I do think it happens at charters. But it would be harder to do. For a neighborhood school all you need is an address that convinces the registrar. For a charter, you would need that AND a good lottery number or someone willing to sneak you in. That's harder to do.


Huh? No it's not. You just play the lottery like everyone else. And produce the same docs you would for DCPS.
Anonymous
Anonymous wrote:
Anonymous wrote:Top priority should be schools where even IB kids are waitlisted for pk3/pk4. And schools that are "overcrowded" such that the kids that attend the school are negatively affected (including their feeders).

Those schools should undergo an immediate audit.

Once that is done, DCPS needs to conduct regular audits at other schools and change their residency verification program.

Time to clean up shop.



+1000 and a check of any immediate relatives of DC employees, nieces and nephews!


Agree completely. Our WOTP had to eliminate one class of PK4 because it is the most overcrowded school in DC. One of my kids' friends was sent to her new MoCo several weeks into the school year after trying to remain at the school after her family moved. The school administration is definitely on top of it. The feeder MS, not so much - or certainly looking the other way. If we could shake loose any number of kids in the upper grades who live in other educational jurisdictions (don't get me started with OOB cheaters, lots of those too) the school building would have some breathing room and might finally be able to add PK4. It would take a lot more to even think about adding PK3 - like requiring foreign governments whose diplomats' kids attend DCPS for free to pay instead, or to apply through MSDC.
Anonymous
Anonymous wrote:
Anonymous wrote:
Anonymous wrote:
Anonymous wrote:
Anonymous wrote:Grosso has weighed in. Don't expect anything resembling a crackdown anytime soon.

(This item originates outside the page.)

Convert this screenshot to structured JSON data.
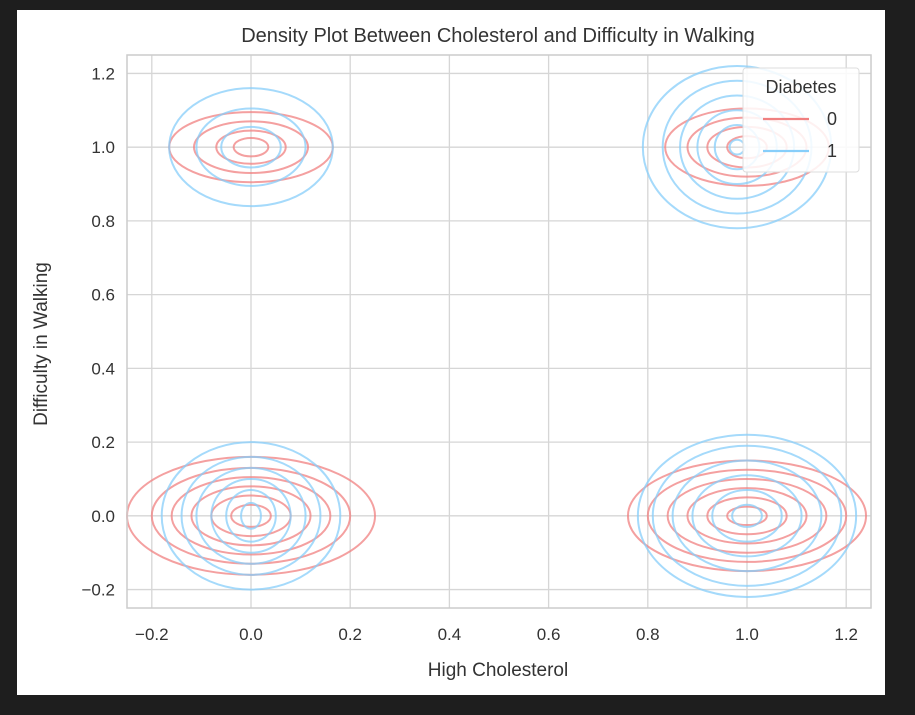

https://twitter.com/maustermuhle/status/986340225440940037


Ugh.

Translation:
We know there is fraud, but it's hard and takes work to ferret out and honestly, we don't really care very much.


More like, if we ferret out the fraud we'd have to admit that

a) DC school population is NOT growing
b) we'd have to close schools
c) charter operators would be able to lease the schools and siphon more students away from DCPS


What makes you think some of the residency fraud committed is not occurring as much if not MORE at charters? OSSE covers both. This isn't a DCPS issue, it's a public education issue.


I do think it happens at charters. But it would be harder to do. For a neighborhood school all you need is an address that convinces the registrar. For a charter, you would need that AND a good lottery number or someone willing to sneak you in. That's harder to do.


You are thinking of DCUM charter schools.
Anonymous
Anonymous wrote:
Anonymous wrote:
Anonymous wrote:
Anonymous wrote:
Anonymous wrote:Grosso has weighed in. Don't expect anything resembling a crackdown anytime soon.

https://twitter.com/maustermuhle/status/986340225440940037


Ugh.

Translation:
We know there is fraud, but it's hard and takes work to ferret out and honestly, we don't really care very much.


More like, if we ferret out the fraud we'd have to admit that

a) DC school population is NOT growing
b) we'd have to close schools
c) charter operators would be able to lease the schools and siphon more students away from DCPS


What makes you think some of the residency fraud committed is not occurring as much if not MORE at charters? OSSE covers both. This isn't a DCPS issue, it's a public education issue.


I do think it happens at charters. But it would be harder to do. For a neighborhood school all you need is an address that convinces the registrar. For a charter, you would need that AND a good lottery number or someone willing to sneak you in. That's harder to do.


My guess is that the majority of residency fraud (not boundary cheating) is at charters that do not have much, if any, of a wait list. This shouldn't stop investigations into Ellington and elsewhere from happening, but that's where the numbers come from.